In the meantime the Legacy EHR market seems to be thriving, and no, the recent Allscripts misfortune (or mismanagement) is not an indication of an impending disaster any more than this year’s snowfall in Texas is a sign of global cooling. The reason for this seemingly inexplicable prosperity is threefold: a) the government is subsidizing EHR purchase b) there are no viable alternatives to existing products c) innovation is occurring within the established market leaders. Let’s look for example at one of the more popular ambulatory EHRs, which shall remain unnamed. A few short years ago, the product consisted of a basic integrated EMR/practice management system, with very few bells and whistles and lots of bugs. Today, the product comes with a solid Patient Portal with iPhone apps for patients, a full featured disease registry, an iPad version, natural language processing, disconnected mode operations, peer-to-peer communications, and of course a much improved EHR and all sorts of other features and modules. I don’t know about other folks, but somehow this does not seem like a Legacy product to me, and there are a few more just like this one. There may be Legacy products out there, but today’s top selling EHRs do not fit the description.

A very unfortunate side effect of the forced march to HIT innovation is the confusion created by the constant barrage of misleading statements from the various Southwest Airlines wannabes. I sometimes wonder if these new folks have ever seen an EHR, let alone use one or participate in building one. A quality EHR is much more than a handful of rudimentary web pages allowing patients to communicate with providers, no matter how loud and trendy the consumer movement is. A modular architecture is much more than a collection of disparate bits of software interfaced together with duct tape, no matter how standardized the duct tape is. There is a reason why the new iEHR for the VA and DoD was allocated $4 Billion for development over five to six years. There is a reason why it took Kaiser about the same amount of time and money to take Epic from its original state to the powerhouse product it is today. There is no room for Southwest Airlines type of innovation in an industry where the routes, the meals, the fuel and the seating arrangements are regulated by the Federal Government. Innovation is coming and will continue to come from within the established systems, NASA style.
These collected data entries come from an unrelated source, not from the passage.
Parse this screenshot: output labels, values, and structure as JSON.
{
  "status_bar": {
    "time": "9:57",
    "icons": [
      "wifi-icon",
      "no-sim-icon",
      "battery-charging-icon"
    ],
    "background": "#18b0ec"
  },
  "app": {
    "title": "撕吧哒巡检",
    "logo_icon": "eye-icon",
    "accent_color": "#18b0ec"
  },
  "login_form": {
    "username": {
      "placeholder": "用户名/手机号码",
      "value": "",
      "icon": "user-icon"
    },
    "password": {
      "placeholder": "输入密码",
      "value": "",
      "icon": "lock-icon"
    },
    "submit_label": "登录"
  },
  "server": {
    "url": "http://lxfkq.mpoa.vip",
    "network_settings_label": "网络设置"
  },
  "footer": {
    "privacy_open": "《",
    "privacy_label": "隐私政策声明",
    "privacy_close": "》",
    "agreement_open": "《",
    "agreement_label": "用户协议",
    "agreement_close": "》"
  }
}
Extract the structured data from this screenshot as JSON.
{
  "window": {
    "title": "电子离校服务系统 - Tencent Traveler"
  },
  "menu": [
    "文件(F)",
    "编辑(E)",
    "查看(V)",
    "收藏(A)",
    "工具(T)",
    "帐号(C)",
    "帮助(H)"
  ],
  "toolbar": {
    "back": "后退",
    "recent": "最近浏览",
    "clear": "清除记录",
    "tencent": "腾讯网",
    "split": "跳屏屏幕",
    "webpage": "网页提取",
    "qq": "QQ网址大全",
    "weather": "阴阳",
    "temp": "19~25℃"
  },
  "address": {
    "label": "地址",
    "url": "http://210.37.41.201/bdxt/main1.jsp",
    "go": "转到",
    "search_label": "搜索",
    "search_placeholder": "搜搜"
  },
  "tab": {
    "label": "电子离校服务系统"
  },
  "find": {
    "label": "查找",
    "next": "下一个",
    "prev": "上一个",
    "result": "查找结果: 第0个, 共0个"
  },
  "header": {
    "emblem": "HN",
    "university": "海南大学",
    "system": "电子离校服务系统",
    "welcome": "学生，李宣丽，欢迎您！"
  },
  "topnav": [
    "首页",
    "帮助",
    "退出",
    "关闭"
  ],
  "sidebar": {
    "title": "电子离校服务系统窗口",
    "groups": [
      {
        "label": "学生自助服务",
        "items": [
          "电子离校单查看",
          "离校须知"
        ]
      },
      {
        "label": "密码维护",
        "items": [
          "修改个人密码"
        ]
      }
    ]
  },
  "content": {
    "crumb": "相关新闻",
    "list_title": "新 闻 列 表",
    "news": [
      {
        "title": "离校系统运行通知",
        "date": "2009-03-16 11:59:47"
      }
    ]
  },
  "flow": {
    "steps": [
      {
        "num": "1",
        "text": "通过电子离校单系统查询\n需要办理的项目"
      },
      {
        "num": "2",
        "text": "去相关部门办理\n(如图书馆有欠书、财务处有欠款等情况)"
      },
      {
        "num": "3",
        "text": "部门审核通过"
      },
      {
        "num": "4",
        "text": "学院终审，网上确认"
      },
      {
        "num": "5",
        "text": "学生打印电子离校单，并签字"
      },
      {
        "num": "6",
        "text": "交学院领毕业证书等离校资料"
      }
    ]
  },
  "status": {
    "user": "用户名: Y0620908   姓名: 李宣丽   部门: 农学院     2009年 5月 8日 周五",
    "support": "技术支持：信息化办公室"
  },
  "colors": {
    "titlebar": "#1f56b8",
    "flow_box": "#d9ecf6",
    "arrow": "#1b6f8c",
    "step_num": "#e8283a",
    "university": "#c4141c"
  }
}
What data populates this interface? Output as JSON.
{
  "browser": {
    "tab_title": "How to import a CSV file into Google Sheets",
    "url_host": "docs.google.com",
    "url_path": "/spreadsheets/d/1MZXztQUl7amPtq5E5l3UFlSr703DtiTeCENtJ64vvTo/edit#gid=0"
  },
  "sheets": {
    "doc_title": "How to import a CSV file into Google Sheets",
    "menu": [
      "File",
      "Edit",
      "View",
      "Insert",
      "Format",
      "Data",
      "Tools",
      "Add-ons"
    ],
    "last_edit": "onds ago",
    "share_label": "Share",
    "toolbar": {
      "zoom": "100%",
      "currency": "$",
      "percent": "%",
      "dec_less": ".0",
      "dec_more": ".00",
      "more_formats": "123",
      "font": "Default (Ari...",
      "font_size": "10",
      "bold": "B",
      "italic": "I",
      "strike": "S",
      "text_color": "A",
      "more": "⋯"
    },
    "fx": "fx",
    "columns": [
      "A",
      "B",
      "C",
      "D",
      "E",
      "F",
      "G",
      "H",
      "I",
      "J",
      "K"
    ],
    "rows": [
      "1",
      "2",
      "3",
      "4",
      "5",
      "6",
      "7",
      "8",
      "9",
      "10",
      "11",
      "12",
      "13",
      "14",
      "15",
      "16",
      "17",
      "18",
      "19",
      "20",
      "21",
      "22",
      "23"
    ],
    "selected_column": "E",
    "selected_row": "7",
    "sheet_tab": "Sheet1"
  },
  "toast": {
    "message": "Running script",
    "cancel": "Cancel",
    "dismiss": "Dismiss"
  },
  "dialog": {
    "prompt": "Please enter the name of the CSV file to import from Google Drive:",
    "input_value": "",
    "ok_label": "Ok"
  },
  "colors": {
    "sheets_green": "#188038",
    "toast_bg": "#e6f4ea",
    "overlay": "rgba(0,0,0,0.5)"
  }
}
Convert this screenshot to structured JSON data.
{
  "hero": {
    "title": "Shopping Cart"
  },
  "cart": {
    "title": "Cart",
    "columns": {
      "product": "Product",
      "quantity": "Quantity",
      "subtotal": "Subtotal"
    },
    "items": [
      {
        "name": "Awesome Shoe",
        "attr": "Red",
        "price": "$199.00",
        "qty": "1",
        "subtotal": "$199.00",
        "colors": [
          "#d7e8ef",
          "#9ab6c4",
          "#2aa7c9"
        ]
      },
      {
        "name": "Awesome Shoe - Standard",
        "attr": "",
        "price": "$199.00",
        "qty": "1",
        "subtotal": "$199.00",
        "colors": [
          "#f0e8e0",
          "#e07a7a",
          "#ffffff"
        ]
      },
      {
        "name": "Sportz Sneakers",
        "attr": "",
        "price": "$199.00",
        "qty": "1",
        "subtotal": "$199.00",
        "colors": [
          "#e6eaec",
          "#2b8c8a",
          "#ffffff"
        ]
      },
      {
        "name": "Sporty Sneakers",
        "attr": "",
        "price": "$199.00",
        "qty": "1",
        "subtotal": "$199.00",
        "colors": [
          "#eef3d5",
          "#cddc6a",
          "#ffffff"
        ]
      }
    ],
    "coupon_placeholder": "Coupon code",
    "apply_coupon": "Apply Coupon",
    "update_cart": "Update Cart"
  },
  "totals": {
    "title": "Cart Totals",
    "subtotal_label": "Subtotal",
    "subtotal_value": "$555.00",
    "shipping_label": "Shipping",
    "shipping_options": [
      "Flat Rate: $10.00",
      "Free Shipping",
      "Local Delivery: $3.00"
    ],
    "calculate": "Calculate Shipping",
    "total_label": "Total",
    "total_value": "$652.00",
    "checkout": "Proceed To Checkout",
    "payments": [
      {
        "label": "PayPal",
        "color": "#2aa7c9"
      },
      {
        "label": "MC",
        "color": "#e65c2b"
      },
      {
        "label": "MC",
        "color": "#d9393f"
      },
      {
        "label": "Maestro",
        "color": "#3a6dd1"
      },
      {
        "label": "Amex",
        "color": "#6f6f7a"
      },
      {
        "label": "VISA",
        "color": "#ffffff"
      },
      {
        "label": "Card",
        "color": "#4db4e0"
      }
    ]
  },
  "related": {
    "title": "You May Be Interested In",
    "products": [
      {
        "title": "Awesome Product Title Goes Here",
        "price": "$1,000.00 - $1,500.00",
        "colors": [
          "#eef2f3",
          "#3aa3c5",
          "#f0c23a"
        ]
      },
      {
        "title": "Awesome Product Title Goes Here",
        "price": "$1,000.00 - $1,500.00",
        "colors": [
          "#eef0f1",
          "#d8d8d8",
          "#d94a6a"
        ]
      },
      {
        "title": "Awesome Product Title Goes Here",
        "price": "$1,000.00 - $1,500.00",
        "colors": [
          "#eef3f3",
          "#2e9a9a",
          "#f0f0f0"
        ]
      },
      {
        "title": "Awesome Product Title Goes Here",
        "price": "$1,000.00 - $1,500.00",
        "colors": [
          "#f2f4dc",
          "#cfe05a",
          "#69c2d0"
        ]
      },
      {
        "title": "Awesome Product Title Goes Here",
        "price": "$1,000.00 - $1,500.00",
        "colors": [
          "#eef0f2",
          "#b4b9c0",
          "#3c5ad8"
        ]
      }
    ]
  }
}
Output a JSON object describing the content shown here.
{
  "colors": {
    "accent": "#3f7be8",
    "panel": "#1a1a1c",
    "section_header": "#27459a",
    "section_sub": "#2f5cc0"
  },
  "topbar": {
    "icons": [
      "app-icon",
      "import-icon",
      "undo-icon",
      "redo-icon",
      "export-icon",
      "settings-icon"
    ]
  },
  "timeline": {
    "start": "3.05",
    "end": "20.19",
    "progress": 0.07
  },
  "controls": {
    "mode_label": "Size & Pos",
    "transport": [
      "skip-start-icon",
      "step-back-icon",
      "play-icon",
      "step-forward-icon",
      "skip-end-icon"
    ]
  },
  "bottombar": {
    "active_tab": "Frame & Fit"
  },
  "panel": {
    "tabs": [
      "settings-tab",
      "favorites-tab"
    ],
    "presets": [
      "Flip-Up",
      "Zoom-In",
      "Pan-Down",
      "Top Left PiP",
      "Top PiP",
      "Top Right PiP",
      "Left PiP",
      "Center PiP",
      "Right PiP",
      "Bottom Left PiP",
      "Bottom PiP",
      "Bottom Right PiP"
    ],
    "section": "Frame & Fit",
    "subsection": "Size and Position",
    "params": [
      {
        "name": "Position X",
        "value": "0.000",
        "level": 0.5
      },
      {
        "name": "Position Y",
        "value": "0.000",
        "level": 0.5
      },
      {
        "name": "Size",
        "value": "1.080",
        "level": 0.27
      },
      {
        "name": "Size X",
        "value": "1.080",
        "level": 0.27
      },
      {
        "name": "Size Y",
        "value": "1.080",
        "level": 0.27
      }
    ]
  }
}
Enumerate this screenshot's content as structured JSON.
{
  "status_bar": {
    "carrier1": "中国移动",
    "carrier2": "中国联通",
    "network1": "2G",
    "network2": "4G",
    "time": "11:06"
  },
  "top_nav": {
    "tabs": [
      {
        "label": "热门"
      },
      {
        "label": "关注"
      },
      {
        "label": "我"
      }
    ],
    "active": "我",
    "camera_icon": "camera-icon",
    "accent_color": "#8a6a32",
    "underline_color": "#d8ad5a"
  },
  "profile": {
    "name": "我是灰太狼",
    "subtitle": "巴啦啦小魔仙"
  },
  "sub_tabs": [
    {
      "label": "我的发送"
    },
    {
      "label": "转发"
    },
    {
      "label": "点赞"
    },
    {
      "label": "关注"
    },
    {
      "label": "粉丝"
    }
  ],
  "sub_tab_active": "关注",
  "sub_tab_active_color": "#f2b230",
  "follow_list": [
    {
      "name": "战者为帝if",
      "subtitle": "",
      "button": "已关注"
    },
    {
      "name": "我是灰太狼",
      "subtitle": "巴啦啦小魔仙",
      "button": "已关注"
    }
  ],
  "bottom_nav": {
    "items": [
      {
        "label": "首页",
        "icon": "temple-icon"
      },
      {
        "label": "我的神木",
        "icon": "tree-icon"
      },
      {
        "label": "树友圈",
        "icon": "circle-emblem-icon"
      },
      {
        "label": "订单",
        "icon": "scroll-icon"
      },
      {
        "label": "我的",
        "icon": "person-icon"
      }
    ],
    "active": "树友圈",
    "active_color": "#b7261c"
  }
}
So if you are still looking to replace that little DOS EMR, or an aging and no longer supported practice management system, find a good size EHR vendor, with a hefty customer base, who develops its software in-house, instead of randomly buying shiny things, and hitch your wagon to theirs. It will not be a perfect ride because there are no perfect rides, but it will get you where you need to be. There are no miracles, there will be no miracles, and every day you waste looking for one, will make it harder to catch up, because whether we like it or not, whether it is a smart thing or not, health care is moving up the IT escalator at a very brisk pace. It’s too late for partial, gradual or “lite” solutions. The time for dabbling with a little electronic prescribing and a little email, has long since passed. You’re either all in, or all out, and your patients desperately need you to be all in.